Suggestion regarding identifiers in XML (Name and Nmtoken)
for the next version of XML


Kent Karlsson


Syntax for XML 1.0 identifiers

Name ::= (Letter | '_' | ':') (NameChar)*

Nmtoken ::= (NameChar)+

NameChar ::= Letter | Digit | '.' | '-' | '_' | ':' | CombiningChar | Extender

/* the short dash there is probably meant to be HYPHEN-MINUS... */

In annex B:

Letter ::= BaseChar | Ideographic                           [intent: {Lu}, {Ll}, {Lt}, {Lo}, {Nl}?]

BaseChar ::= /* long list in annex B */

Ideographic ::= /* list of ranges in annex B */

Digit ::= /* list of ranges in annex B */                      [intent: {Nd}, missing {No}]

CombiningChar ::= /* list in annex B */                    [includes {Mc}, {Mn}, {Me}(?)]

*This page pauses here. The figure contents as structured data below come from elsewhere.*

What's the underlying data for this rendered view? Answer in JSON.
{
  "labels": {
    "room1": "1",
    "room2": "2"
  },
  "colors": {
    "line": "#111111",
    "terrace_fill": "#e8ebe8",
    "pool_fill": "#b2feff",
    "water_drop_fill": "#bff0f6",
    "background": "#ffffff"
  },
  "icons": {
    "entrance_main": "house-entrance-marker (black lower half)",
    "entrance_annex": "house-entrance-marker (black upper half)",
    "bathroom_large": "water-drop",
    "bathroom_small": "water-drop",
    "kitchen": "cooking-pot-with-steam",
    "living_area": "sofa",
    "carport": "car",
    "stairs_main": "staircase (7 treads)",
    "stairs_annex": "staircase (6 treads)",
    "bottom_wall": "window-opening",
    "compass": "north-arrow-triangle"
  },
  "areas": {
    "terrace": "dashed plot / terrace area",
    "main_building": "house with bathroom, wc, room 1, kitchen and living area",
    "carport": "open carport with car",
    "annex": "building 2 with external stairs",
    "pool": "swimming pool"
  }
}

Extender ::= /* list in annex B */                                [includes {Lm}?]

[I have not analysed the lists in annex B, that is saved for a revised version of this document, but there is commentary in that annex about intent.]

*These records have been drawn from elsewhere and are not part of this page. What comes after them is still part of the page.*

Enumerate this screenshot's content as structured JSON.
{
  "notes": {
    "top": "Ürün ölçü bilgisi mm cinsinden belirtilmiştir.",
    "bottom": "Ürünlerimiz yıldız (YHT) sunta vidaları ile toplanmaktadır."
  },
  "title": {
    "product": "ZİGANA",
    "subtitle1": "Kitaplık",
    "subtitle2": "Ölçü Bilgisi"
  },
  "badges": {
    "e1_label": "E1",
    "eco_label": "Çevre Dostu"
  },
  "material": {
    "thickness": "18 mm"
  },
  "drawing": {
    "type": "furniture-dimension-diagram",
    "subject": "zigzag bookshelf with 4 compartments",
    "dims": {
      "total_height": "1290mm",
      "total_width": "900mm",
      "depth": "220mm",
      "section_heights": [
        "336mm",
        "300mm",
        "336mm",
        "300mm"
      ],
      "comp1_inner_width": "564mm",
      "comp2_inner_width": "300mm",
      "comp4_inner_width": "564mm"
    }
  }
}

Unicode identifier syntax recommendations:

Identifier ::= IdentifierStart (IdentifierStart | IdentifierExtend)*

IdentifierStart ::= {Lu} | {Ll} | {Lt} | {Lm} | {Lo} | {Nl}

IdentifierExtend ::= {Mn} | {Mc} | {Nd} | {Pc} | {Cf}



Suggestion for new syntax for XML (v. 2.0?) identifiers

Assume that the Unicode version is declared something like

            <?xml version="2.0" unicode-version="3.2"?>

for XML (v. 2.0(?) or later) documents, and that the identifier syntax (for XML v.2.0) is tied to Unicode character property values, rather than giving a list of code points directly in the syntax for XML (v. 2.0?).

Identifier (Name and Nmtoken) identity should be based on compatibility equivalence (see NFKC or NFKD), plus additional equivalence of all {Pd}, equivalence of all {Pc}, and equivalence of full stops. (If a subset of {Cf}s are allowed, they should be ignored for identifier name equality.)

This proposal does not make any greater effort at being backward compatible with strange edge cases that are allowed in XML 1.0. They have hopefully never been used anyway...

Name ::= NameStart (Connect? NmtokenStart)*

Nmtoken ::= NmtokenStart (Connect? NmtokenStart)*

NameStart ::= Letter | ':' | {Pc}

            /* [{Pc} generalises LOW LINE; move ':' and {Pc} to Connect!] */

NmtokenStart ::= NameStart | {Nd} | {No}

Letter ::= ({Ll} | {Lu} | {Lt} | {Lo} | {Lm} | {Nl}[??]) ({Mc} | {Mn})*

            /* [{Nl}s and other letters with compatibility decompositions will be

            NFK*ed away...; IDSes?; Hangul Jamo?; language independent

            grapheme syntax?] */

Connect ::= {Pd} | '.' | {Ideographic full stop}

            /* [{Pd} generalises HYPHEN-MINUS; true apostrophe?; middle dot?] */

            /* [move ':' and {Pc} here?] */


This is just a first suggestion, and comments are welcome.